El juez Garzón llegó a la política como emblema de ética y honradez. Y como no pudo “tirar del manto de la corrupción que cubría lo que allí dentro había”, se marchó por seguir fiel a su principio: “Quiero servir escuchando la voz de la conciencia, la antigua y buena voz que no traiciona nunca” ( Evguen Evtuchenko).

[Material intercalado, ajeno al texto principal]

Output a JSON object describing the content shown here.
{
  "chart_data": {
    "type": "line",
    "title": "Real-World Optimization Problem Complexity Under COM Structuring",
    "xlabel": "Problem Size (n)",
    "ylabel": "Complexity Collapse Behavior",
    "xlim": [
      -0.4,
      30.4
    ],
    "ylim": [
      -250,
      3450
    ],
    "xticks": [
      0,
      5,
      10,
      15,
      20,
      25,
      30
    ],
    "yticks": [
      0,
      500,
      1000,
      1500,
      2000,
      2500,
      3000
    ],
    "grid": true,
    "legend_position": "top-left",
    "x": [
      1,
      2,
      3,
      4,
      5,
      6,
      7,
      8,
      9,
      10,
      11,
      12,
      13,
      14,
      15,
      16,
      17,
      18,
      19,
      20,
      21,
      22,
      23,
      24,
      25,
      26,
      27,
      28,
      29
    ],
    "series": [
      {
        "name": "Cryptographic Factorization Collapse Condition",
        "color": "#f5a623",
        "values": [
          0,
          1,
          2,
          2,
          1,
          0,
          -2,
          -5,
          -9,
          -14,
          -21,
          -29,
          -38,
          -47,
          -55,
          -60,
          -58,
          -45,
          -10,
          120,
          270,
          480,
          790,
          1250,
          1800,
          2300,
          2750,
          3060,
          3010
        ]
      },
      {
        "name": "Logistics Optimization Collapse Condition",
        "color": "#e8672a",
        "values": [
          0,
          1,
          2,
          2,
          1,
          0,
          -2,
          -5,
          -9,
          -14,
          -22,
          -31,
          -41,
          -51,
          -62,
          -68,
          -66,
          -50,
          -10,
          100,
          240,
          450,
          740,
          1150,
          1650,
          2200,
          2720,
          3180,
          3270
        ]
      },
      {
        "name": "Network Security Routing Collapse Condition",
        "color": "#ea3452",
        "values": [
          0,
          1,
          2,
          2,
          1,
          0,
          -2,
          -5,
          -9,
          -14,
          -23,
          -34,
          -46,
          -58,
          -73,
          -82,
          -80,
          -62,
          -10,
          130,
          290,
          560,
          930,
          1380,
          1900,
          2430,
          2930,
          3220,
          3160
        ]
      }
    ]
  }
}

Se podrán inventar todas las artimañas posibles para acabar con la honorabilidad de Garzón, pero la buena gente, el pueblo, sabe lo que él es : “La justicia ha hecho de mí lo que soy como persona y como profesional”. Por ser un caballero al estilo del Quijote, Garzón sabe “que tiene envidiosos de su virtud y valentía a muchos príncipes y a muchos otros caballeros, que procuran por malas vías destruir a los buenos”. Pero, “los grandes hechos serán escritos en eternos mármoles por más que se canse la envidia de oscurecerlos y la malicia en ocultarlos y serán esos mismos caballeros quienes, a despecho de la mesma envidia, pongan su nombre en el templo de la inmortalidad”.

Francisco Umbral, tan agudo y oportuno, escribió: “Nunca me sumaré al gregoriano de los canónigos amarillos de la envida que sólo ven en el joven juez afán de protagonismo. En este país nos molesta que los demás hagan las cosas que nosotros debiéramos hacer, pero no hacemos”.

Cierto, el juez Baltasar Garzón ha hecho muchas cosas, que los demás debiéramos hacer y no hacemos. Quién sabe si por el miedo. “El juez , escribe él mismo, precisa altas dosis de fortaleza y llevar esculpida la ley en su conciencia. Tiene que estar bien seguro de lo que va a hacer, para arrostrar luego las consecuencias que afecten a su propia persona. Su orden incidirá sobre intereses en conflicto y posturas enfrentadas... La sociedad se posicionará en bandos: unos montarán el hosanna de gloria y otros la cacería contra él. Si no se siente capaz de dominar la embestida con temple y con independencia... ese hombre no puede ser juez ni un minuto más”.

Nada ocurre al azar.

(Benjamín Forcano)

Y tampoco los que se ponen de parte de Garzón o en su contra.